Road to Regionals: Western Cup V
I wish I could say that it seems like yesterday that I was heading off to Arizona for my first regional championship. Since I crammed a lot of quidditch into the last four-ish years, the earlier stuff is starting to get a little hazy. So, in an effort to fight the inevitable decay of memory and to share a look back at how someone can go from knowing nothing about quidditch to (arguably) too much, this week my Road to Regionals will begin in Tempe, head up to Roseville, make its way down to Westwood, and come full circle in Peoria.
Let’s go for a ride, guys.
Once Upon a Time…
Back when snitches frolicked off-pitch and many players still remembered playing in capes, I was a rookie. It was the fall of 2013 and I was just one of SJSU Quidditch’s many first-year players. It was a magical, whimsical time. Even our name reflected that: we were the Original Wizarding League of Spartans, or the OWLS for short.
What I didn’t know at the time was that I was joining quidditch during its transition from a whimsical nerdy activity (the thing I signed up for) to an organized sport (the thing I stuck around for). The tournament was still called Western Cup but it worked like the regional championships we have now because it was how you qualified to go to World Cup.
Looking back on that event now, with all the experience and cynicism of a seasoned tournament director, I’m surprised that the whole thing even happened. While those of us who were there may make jokes about rain in Arizona and playing in socks (oh yeah, that happened), in hindsight we were lucky to be able to play at all after our long trek to Arizona. So, huge shoutout to everyone who helped make that happen. I know some of you now and I’m still a little in awe of everything you had to do behind the scenes. At the time, I rolled with the weirdness because that’s what I was there for.
It would end up being SJSU’s last major tournament as a student org before we blossomed into a club sport, so our logistics reflected that. Many (most?) of us left Thursday after class, which mean we drove all Thursday night and into Friday morning. We arrived in Arizona as the sun was rising.

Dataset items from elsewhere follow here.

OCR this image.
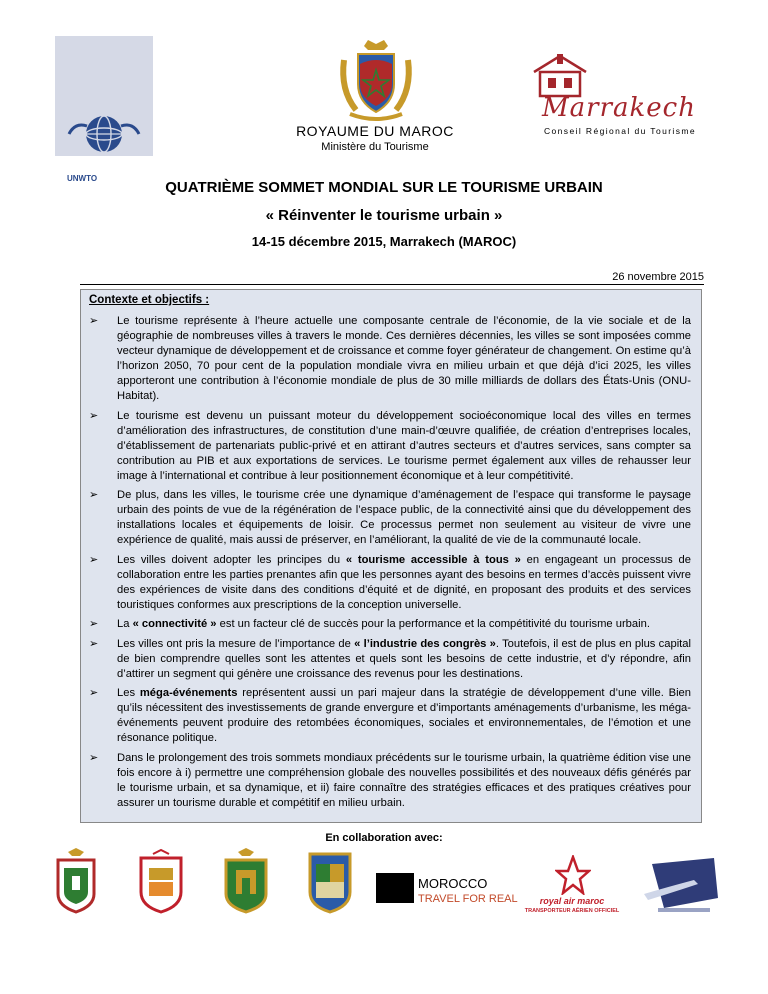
UNWTO
ROYAUME DU MAROC
Ministère du Tourisme
Marrakech
Conseil Régional du Tourisme
QUATRIÈME SOMMET MONDIAL SUR LE TOURISME URBAIN
« Réinventer le tourisme urbain »
14-15 décembre 2015, Marrakech (MAROC)
26 novembre 2015
Contexte et objectifs :
➢ Le tourisme représente à l’heure actuelle une composante centrale de l’économie, de la vie sociale et de la géographie de nombreuses villes à travers le monde. Ces dernières décennies, les villes se sont imposées comme vecteur dynamique de développement et de croissance et comme foyer générateur de changement. On estime qu’à l’horizon 2050, 70 pour cent de la population mondiale vivra en milieu urbain et que déjà d’ici 2025, les villes apporteront une contribution à l’économie mondiale de plus de 30 mille milliards de dollars des États-Unis (ONU-Habitat).
➢ Le tourisme est devenu un puissant moteur du développement socioéconomique local des villes en termes d’amélioration des infrastructures, de constitution d’une main-d’œuvre qualifiée, de création d’entreprises locales, d’établissement de partenariats public-privé et en attirant d’autres secteurs et d’autres services, sans compter sa contribution au PIB et aux exportations de services. Le tourisme permet également aux villes de rehausser leur image à l’international et contribue à leur positionnement économique et à leur compétitivité.
➢ De plus, dans les villes, le tourisme crée une dynamique d’aménagement de l’espace qui transforme le paysage urbain des points de vue de la régénération de l’espace public, de la connectivité ainsi que du développement des installations locales et équipements de loisir. Ce processus permet non seulement au visiteur de vivre une expérience de qualité, mais aussi de préserver, en l’améliorant, la qualité de vie de la communauté locale.
➢ Les villes doivent adopter les principes du « tourisme accessible à tous » en engageant un processus de collaboration entre les parties prenantes afin que les personnes ayant des besoins en termes d’accès puissent vivre des expériences de visite dans des conditions d’équité et de dignité, en proposant des produits et des services touristiques conformes aux prescriptions de la conception universelle.
➢ La « connectivité » est un facteur clé de succès pour la performance et la compétitivité du tourisme urbain.
➢ Les villes ont pris la mesure de l’importance de « l’industrie des congrès ». Toutefois, il est de plus en plus capital de bien comprendre quelles sont les attentes et quels sont les besoins de cette industrie, et d’y répondre, afin d’attirer un segment qui génère une croissance des revenus pour les destinations.
➢ Les méga-événements représentent aussi un pari majeur dans la stratégie de développement d’une ville. Bien qu’ils nécessitent des investissements de grande envergure et d’importants aménagements d’urbanisme, les méga-événements peuvent produire des retombées économiques, sociales et environnementales, de l’émotion et une résonance politique.
➢ Dans le prolongement des trois sommets mondiaux précédents sur le tourisme urbain, la quatrième édition vise une fois encore à i) permettre une compréhension globale des nouvelles possibilités et des nouveaux défis générés par le tourisme urbain, et sa dynamique, et ii) faire connaître des stratégies efficaces et des pratiques créatives pour assurer un tourisme durable et compétitif en milieu urbain.
En collaboration avec:
MOROCCO
TRAVEL FOR REAL	royal air maroc
TRANSPORTEUR AÉRIEN OFFICIEL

I wish I had taken more pictures. It was my first time in the Mojave Desert, my first road trip longer than a jaunt to LA. I remember watching the sun rise and turn the sky red and orange to match the topography of Arizona. I remember pointing it out to my carpool because I could still remember the geology class I took during my sophomore year.

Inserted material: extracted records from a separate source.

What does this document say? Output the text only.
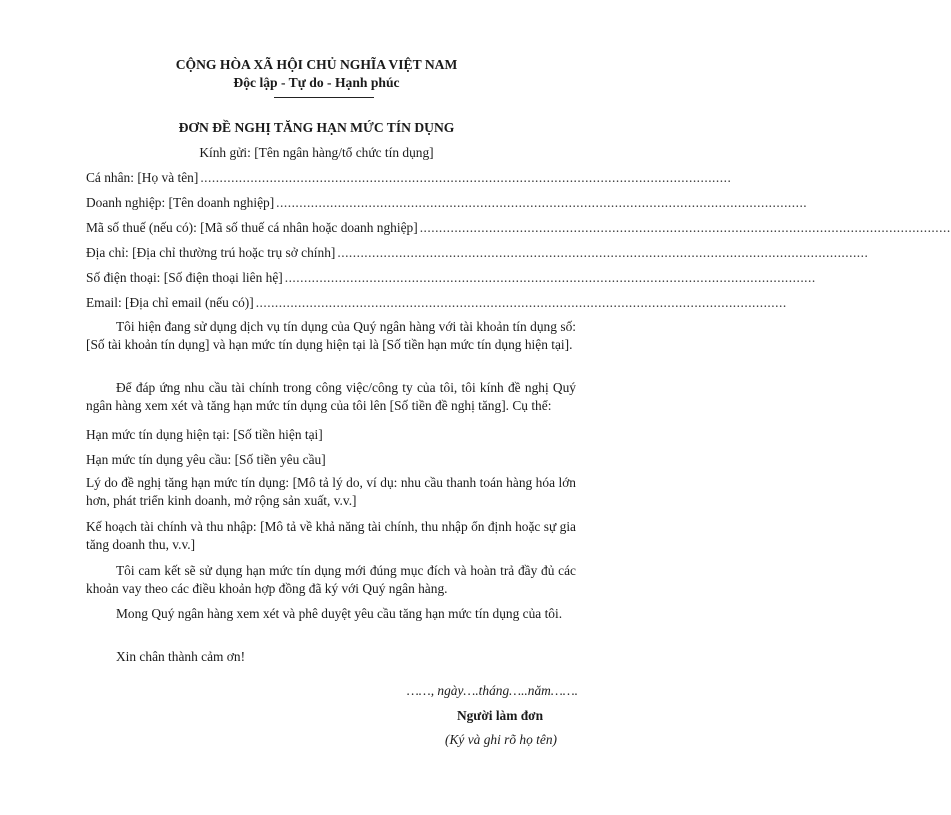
CỘNG HÒA XÃ HỘI CHỦ NGHĨA VIỆT NAM
Độc lập - Tự do - Hạnh phúc
ĐƠN ĐỀ NGHỊ TĂNG HẠN MỨC TÍN DỤNG
Kính gửi: [Tên ngân hàng/tổ chức tín dụng]
Cá nhân: [Họ và tên] ..........................................................................................................................................
Doanh nghiệp: [Tên doanh nghiệp] ..........................................................................................................................................
Mã số thuế (nếu có): [Mã số thuế cá nhân hoặc doanh nghiệp] ..........................................................................................................................................
Địa chỉ: [Địa chỉ thường trú hoặc trụ sở chính] ..........................................................................................................................................
Số điện thoại: [Số điện thoại liên hệ] ..........................................................................................................................................
Email: [Địa chỉ email (nếu có)] ..........................................................................................................................................
Tôi hiện đang sử dụng dịch vụ tín dụng của Quý ngân hàng với tài khoản tín dụng số: [Số tài khoản tín dụng] và hạn mức tín dụng hiện tại là [Số tiền hạn mức tín dụng hiện tại].
Để đáp ứng nhu cầu tài chính trong công việc/công ty của tôi, tôi kính đề nghị Quý ngân hàng xem xét và tăng hạn mức tín dụng của tôi lên [Số tiền đề nghị tăng]. Cụ thể:
Hạn mức tín dụng hiện tại: [Số tiền hiện tại]
Hạn mức tín dụng yêu cầu: [Số tiền yêu cầu]
Lý do đề nghị tăng hạn mức tín dụng: [Mô tả lý do, ví dụ: nhu cầu thanh toán hàng hóa lớn hơn, phát triển kinh doanh, mở rộng sản xuất, v.v.]
Kế hoạch tài chính và thu nhập: [Mô tả về khả năng tài chính, thu nhập ổn định hoặc sự gia tăng doanh thu, v.v.]
Tôi cam kết sẽ sử dụng hạn mức tín dụng mới đúng mục đích và hoàn trả đầy đủ các khoản vay theo các điều khoản hợp đồng đã ký với Quý ngân hàng.
Mong Quý ngân hàng xem xét và phê duyệt yêu cầu tăng hạn mức tín dụng của tôi.
Xin chân thành cảm ơn!
……, ngày….tháng…..năm…….
Người làm đơn
(Ký và ghi rõ họ tên)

We arrived, crashed, and then waited the next morning to see how the schedule would work out. I remember a trip to Waffle House and a chat with a random UCLA player I didn’t know. Now Chris Grant is playing for the Funky Quaffles and I’m low key jealous of him.
It would be the first of many interactions I’d look back on later and smile on. Always be nice to people you meet in this sport; you never know how or when you’ll run into them again.
SJSU was in that year’s pool of life with the Long Beach Funky Quaffles, Quid Pro Quo from Las Vegas, and the Santa Barbara Blacktips. Little did I know (I feel like that’s becoming a theme?) that I’d end up seeing Long Beach in my regional pool every year I played for SJSU and Santa Barbara nearly as often. I’d also come to adore both of those teams. At the time, though, I just wanted to beat them.
I especially wanted to beat the Blacktips. They were the top ranked team in our pool and their loudmouth captain couldn’t stop crowing about how Santa Barbara was totally going to dominate the pool. I hated that guy. Three and a half years later, we’ve had shared experiences like holding down the same volunteer position, a reputation for being the worst, and an intimate moment on the couch of the original Funky Horror Picture Show, but at the time he was just Evan Bell and I was a nobody who knew nothing.But first came our game against the Funky Quaffles. I remember thinking that they had cool jerseys and letterman jackets. But about the game itself, I only remember two things: we won it and I got a steal off of Tanna Helm, who is now Tanna Bettendorf and a better beater than me. Yes, I know she stopped playing. She’s also #fitnessgoals and started a blog about it while I’m a shameless couch potato who likes to pontificate from the comfort of my couch.
Our next game was against Quid Pro Quo. It was the first time I knew fear in a quidditch game. Their roster was small, but they played hard. Really hard. Not quite in the rules hard. Flipped Marina’s meniscus hard. Hit me so hard that I went airborne and lost my glasses hard. We ended that game with an answer to “But how do you fly?” and the team went into out Blacktips game with a 2-0 record. Meanwhile, my teammate Marina flat out left the game and the tournament altogether with a flipped meniscus, leaving SJSU’s female beating in the hands of two rookies.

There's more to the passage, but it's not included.